Photographer Moneta J. Sleet Jr., widely recognized as the first Black photo-journalist to win a Pulitzer Prize, was briefly an instructor at Maryland State College in the late 1940s.

Sleet won daily print journalism’s most coveted honor in 1969 for his photograph of a grieving Coretta Scott King at her husband’s April 1968 funeral – an iconic image of that tumultuous period in the nation’s history.

At the time, Sleet had been a magazine photographer, which made him ineligible for the award. Mrs. King, however, insisted that Sleet be part of the press pool coverage of the funeral, and his picture of her was published by numerous daily newspapers that subscribed to a wire service.

Sleet was among his generation’s pioneering photographers and on the front line of capturing news images as early as 1955 by taking pictures of the Civil Rights movement that made Dr. Martin Luther King Jr. a household name.  Sleet’s body of work and bravery were widely respected, so much so The New York Times published a staff-written article about his death in 1996.

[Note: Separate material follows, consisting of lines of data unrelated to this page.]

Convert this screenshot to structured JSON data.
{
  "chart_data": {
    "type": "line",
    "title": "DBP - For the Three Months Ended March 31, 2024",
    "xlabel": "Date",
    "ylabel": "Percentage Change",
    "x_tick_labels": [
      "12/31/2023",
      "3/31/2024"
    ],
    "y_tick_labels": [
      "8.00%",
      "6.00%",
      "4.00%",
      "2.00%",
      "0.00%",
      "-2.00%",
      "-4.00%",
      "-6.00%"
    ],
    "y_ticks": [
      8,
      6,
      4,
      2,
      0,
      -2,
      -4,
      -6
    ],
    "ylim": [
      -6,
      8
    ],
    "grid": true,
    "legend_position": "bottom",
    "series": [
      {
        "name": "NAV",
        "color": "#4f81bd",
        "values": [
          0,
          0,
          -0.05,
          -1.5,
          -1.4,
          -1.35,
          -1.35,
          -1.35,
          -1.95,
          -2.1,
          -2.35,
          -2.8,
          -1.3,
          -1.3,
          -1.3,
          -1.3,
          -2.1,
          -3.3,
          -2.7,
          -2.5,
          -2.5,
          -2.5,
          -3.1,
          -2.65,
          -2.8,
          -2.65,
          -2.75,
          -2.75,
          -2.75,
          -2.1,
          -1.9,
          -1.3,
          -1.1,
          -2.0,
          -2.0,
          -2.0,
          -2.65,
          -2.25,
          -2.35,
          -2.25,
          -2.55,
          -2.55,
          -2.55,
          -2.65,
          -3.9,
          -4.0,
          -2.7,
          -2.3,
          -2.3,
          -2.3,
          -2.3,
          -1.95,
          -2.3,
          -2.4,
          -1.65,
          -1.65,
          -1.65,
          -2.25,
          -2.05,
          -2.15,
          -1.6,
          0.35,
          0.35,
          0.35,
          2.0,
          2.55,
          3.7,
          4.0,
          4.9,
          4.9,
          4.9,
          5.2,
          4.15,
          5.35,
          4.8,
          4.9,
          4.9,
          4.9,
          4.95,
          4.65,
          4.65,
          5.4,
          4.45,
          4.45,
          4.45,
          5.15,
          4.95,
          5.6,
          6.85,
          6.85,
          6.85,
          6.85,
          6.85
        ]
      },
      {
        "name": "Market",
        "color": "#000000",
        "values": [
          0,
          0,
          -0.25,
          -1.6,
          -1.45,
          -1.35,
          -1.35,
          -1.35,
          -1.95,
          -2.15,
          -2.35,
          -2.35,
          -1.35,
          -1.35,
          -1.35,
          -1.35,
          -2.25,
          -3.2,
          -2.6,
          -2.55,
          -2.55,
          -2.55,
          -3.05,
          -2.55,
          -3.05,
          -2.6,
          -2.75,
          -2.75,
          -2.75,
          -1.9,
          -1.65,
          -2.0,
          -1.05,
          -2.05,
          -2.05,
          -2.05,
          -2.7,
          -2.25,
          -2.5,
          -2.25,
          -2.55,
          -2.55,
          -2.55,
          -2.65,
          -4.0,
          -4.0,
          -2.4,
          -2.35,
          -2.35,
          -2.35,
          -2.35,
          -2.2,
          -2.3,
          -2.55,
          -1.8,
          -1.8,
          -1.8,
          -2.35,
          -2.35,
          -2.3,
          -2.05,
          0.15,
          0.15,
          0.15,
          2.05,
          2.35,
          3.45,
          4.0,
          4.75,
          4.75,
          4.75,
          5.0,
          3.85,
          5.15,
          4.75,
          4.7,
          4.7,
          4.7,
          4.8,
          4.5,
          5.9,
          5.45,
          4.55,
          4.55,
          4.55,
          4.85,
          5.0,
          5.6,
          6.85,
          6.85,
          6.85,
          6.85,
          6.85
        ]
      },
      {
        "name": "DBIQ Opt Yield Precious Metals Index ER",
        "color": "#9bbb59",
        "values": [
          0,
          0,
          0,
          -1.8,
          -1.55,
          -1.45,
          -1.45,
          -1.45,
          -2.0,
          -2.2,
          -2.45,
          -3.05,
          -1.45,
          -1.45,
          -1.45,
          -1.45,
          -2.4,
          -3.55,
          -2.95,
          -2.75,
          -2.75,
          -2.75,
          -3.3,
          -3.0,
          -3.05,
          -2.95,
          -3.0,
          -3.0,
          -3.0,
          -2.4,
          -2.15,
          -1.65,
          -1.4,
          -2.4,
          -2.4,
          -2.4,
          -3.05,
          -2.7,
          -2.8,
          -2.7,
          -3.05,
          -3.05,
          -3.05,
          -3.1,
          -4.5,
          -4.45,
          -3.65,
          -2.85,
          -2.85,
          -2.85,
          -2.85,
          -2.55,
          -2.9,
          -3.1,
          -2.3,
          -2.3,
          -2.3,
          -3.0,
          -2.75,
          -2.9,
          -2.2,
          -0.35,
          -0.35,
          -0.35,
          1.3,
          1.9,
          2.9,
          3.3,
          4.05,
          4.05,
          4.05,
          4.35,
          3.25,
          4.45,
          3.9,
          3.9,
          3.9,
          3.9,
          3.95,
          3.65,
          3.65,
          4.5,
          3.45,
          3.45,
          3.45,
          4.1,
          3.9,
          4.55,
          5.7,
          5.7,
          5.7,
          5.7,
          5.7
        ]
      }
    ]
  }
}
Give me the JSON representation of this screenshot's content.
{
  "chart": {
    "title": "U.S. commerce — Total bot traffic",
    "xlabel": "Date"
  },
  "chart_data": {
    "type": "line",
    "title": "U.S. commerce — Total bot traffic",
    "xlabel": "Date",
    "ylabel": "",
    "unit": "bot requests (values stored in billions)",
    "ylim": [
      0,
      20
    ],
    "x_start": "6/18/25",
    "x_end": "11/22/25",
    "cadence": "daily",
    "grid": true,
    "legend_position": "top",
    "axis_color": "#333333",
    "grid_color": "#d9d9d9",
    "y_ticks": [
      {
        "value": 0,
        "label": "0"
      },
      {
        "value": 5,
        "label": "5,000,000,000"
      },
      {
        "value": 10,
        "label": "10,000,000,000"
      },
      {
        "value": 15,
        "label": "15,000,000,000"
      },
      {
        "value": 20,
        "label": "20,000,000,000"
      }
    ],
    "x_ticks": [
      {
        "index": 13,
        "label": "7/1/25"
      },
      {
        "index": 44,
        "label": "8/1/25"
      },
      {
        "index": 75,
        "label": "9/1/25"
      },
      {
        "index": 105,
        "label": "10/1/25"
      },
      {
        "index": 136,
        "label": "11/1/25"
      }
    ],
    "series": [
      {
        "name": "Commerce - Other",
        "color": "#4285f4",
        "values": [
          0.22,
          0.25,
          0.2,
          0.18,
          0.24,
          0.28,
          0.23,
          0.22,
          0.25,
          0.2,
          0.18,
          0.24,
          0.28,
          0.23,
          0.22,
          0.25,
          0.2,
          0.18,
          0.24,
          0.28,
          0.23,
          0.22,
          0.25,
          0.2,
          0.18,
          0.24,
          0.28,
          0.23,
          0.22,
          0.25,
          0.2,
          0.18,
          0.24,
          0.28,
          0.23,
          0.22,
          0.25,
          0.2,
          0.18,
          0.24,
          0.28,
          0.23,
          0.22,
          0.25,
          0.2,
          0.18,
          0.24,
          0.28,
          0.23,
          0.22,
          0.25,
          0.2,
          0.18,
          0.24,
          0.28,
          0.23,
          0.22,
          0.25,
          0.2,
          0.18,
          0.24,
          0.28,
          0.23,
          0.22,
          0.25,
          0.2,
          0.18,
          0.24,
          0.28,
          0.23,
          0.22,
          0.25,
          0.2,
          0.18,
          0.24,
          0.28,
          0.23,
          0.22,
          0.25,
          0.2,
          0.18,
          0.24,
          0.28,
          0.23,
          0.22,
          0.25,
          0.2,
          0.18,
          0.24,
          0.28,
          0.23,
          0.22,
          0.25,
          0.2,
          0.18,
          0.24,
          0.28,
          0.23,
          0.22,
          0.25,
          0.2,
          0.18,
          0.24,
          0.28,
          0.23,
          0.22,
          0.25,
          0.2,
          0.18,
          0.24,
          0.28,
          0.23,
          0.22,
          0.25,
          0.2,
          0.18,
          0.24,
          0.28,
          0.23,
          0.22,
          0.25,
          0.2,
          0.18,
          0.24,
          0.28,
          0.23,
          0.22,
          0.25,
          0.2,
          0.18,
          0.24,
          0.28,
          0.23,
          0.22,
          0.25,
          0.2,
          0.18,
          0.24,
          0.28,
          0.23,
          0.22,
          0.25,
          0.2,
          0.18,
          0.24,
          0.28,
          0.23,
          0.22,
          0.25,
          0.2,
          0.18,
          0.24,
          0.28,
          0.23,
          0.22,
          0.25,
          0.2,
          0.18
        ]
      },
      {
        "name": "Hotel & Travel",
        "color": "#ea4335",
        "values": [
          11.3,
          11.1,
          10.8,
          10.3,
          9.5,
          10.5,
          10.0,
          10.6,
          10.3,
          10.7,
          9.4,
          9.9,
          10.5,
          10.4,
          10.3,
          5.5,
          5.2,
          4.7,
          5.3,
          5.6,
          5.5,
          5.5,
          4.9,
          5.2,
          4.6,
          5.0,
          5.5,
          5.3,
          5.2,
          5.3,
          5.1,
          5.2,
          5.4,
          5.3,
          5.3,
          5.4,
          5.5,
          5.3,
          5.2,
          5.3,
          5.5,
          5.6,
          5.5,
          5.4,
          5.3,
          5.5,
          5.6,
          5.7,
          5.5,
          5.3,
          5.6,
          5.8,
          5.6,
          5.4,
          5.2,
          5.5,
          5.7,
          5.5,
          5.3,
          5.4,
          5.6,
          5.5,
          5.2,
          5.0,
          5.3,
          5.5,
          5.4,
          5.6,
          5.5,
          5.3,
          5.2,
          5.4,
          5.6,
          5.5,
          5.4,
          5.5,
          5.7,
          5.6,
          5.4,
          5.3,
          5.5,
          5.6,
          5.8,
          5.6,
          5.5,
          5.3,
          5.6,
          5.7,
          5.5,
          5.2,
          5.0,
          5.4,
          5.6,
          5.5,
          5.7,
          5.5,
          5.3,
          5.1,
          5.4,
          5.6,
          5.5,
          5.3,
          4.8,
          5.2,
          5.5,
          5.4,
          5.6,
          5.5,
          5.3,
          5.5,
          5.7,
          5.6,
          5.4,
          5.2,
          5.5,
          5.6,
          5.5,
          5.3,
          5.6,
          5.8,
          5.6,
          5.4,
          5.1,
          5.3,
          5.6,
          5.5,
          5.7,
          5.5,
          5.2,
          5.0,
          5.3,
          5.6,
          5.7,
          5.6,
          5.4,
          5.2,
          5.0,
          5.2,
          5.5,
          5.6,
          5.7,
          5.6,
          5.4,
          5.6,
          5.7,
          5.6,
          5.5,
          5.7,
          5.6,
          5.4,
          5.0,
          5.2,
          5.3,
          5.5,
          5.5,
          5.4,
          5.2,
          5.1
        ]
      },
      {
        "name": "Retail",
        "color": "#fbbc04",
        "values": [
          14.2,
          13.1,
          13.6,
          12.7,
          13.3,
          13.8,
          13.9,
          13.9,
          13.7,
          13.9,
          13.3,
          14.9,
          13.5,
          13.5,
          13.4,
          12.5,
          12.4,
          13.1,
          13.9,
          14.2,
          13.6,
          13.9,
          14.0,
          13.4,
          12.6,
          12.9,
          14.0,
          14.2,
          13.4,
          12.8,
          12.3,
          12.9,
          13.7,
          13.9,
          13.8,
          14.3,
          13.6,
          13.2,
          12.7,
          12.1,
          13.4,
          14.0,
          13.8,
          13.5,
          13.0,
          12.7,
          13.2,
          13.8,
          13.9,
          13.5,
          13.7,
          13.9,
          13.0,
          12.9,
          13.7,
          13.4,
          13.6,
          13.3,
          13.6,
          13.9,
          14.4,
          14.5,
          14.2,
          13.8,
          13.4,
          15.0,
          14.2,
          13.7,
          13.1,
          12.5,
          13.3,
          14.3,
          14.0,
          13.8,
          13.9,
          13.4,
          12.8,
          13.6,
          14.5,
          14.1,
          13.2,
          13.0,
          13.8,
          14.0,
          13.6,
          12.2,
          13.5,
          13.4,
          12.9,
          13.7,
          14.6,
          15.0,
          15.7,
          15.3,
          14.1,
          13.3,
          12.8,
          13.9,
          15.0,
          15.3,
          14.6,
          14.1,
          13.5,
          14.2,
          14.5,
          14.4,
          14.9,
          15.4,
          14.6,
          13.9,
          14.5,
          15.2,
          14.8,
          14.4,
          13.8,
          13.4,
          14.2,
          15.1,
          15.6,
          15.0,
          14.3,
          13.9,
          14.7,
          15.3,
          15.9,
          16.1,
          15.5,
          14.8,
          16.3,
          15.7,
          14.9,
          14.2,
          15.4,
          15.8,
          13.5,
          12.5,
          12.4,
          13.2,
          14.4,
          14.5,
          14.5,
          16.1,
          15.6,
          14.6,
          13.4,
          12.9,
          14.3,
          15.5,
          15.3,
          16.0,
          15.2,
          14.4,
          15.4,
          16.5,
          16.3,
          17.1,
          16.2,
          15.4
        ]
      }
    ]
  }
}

Sleet’s son, a federal judge in Wilmington, Del., remembered the day a reporter from the newspaper contacted him.

“I couldn’t believe the New York Times was calling to ask about my father,” Gregory Sleet said. “We certainly didn’t initiate it.”

Gregory Sleet said he provided, or confirmed, what information he could about his father, who died at age 70.

The Times’ article by its legendary obituary writer Robert McG. Thomas Jr. described Sleet as “a gentle, ubiquitous presence in the civil rights struggle in the United States and a fixture at independence ceremonies and celebrations in Africa.”

“In a profession whose practitioners are expected to bring a certain detachment to their work,” The Times’ article goes on to say, “Mr. Sleet saw no reason to apologize for his commitment to the cause he covered, or for his emotional involvement with those he photographed.”

The Oct. 2, 1996 article does not mention his time at Maryland State, an oversight his son said was unintentional in the difficult days after the elder Sleet died.

Others, however, who chronicled Sleet’s career noted he taught in Princess Anne. A July 8, 1950 Afro-American newspaper article announced Sleet’s marriage to Ruth J. Harris, a physical education teacher at the now-defunct Greenwood High School in Princess Anne. The three-paragraph article reported that Sleet’s occupation was “photographer teacher” at Maryland State.

Sleet was awarded a master’s degree in journalism from New York University just two weeks before he got married, then took a job as a sports reporter for the (New York) Amsterdam News (newspaper). He soon moved on to be a photographer with Our World, a large-format magazine, and was employed by  Ebony magazine when he snapped the photo of Mrs. King in April 1968 .

Gregory Sleet said Maryland State president John T. Williams “played an important role in my father’s thinking” about the career path he eventually chose. He also described has father as a humble man.

Williams had been a senior administrator at Kentucky State College, Sleet’s alma mater. The two knew each other and shared a love of photography. Sleet’s parents gave him a Brownie box camera when he was a boy growing up in Owensboro, Ky.

Sleet’s college studies were interrupted in 1942 by military duty during World War II, but he returned to Kentucky State to earn a business degree, with honors, in 1947. Williams, who had been Kentucky State’s dean, left Frankfort in the summer of 1947 to become president of Princess Anne College.

No formal records are known to exist, but Sleet presumably followed Williams to Maryland State and is credited with launching photography instruction that the institution still offers. Gregory Sleet said his aunt, a retired librarian, recalled that her brother taught at Maryland State during the 1948-49 school year.

A 1950-51 course catalog in UMES’ Frederick Douglas Library archives lists Robert Cottrol as an “Instructor of Photography” who joined the Maryland State faculty in 1949. A New York University spokesman confirmed that records show Sleet enrolled in its graduate school in September 1949.